12.4.3 Factors Affecting Surgeons’ Decision-Making
12.4.3.1 Surgeon Comfort Level
There are many neurosurgeons who are not comfortable to operate on aneurysms, complex skull base tumors, complex spine surgery, and other conditions due to (1) their perceived level of expertise in various areas of neurosurgery, (2) the nature of their training, and (3) the nature of their hospital group in which subspecialization may be so developed that they focus on only one or maybe two areas of neurosurgery and there may be pressure to refer specialized cases to one’s partners.
12.4.3.2 Surgeon Bias
Surgeons are definitely subject to bias about what is the best treatment, and they may openly or inadvertently convey this bias to patients (Deekonda and Bernstein 2011).
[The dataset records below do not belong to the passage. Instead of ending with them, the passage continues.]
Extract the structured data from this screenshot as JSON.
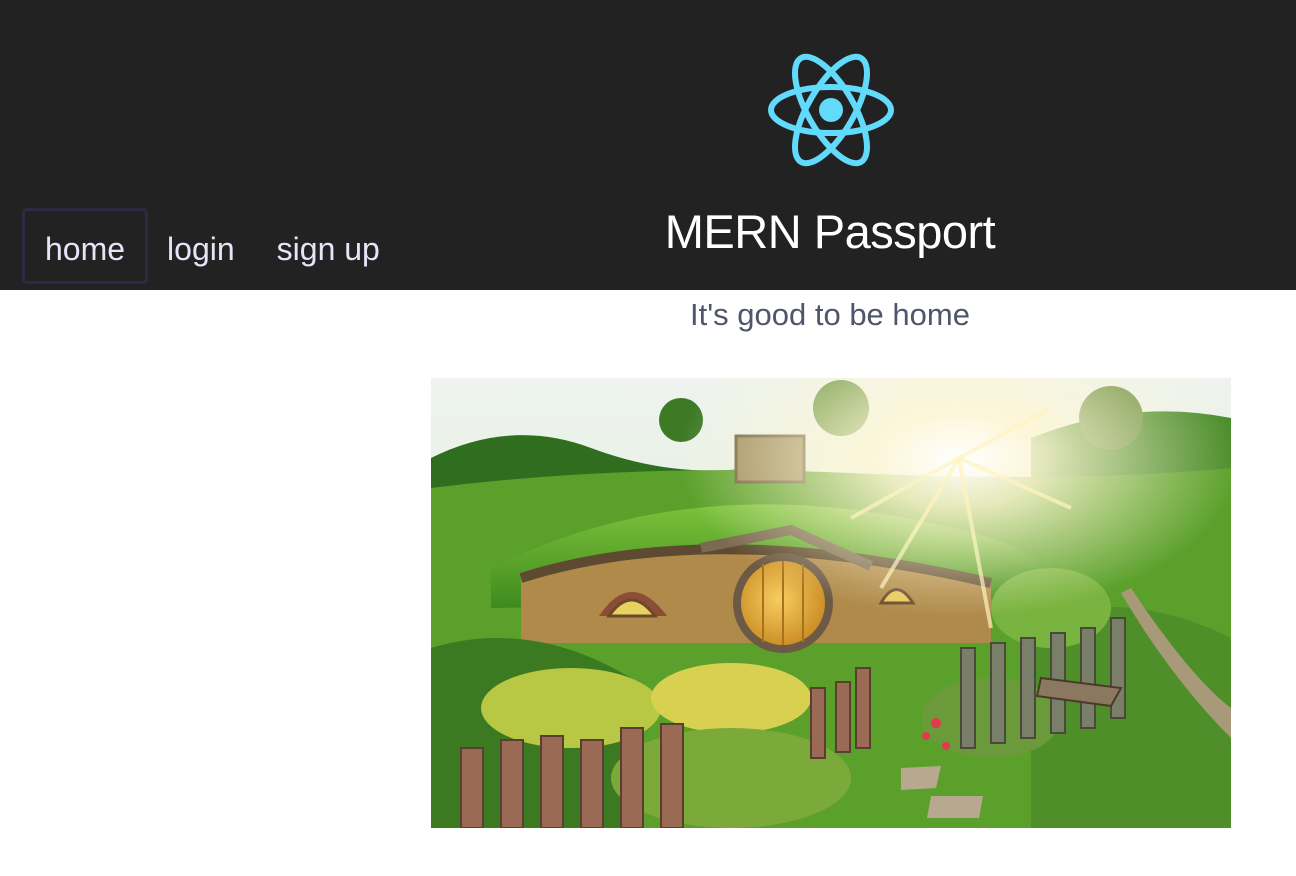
{
  "app": {
    "title": "MERN Passport",
    "logo_icon": "react-atom-icon",
    "logo_color": "#61dafb",
    "header_bg": "#222222"
  },
  "nav": {
    "items": [
      {
        "label": "home",
        "active": true
      },
      {
        "label": "login",
        "active": false
      },
      {
        "label": "sign up",
        "active": false
      }
    ]
  },
  "main": {
    "tagline": "It's good to be home",
    "hero_image": "hobbit-hole-image"
  }
}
If a nonaneurysm expert feels coiling is generally safer than open microsurgery for an anterior communicating aneurysm, or a non-skull base surgeon feels that radiosurgery is safer than microsurgery for a 1.3 cm vestibular schwannoma, he/she may refer these patients for coiling or radiosurgery, respectively, by enumerating the high risks of surgery to the patients and extolling the advantages of the recommended approach. There is great asymmetry of power between surgeon and patient in that the surgeon is in control and authority and the patient is vulnerable. This gap is decreasing as patients become more informed about their disease, partly due to the internet, and more involved in their care. But in any given interaction, it is relatively easy for a surgeon to “sell” his/her preferred treatment option by the way he/she presents the information.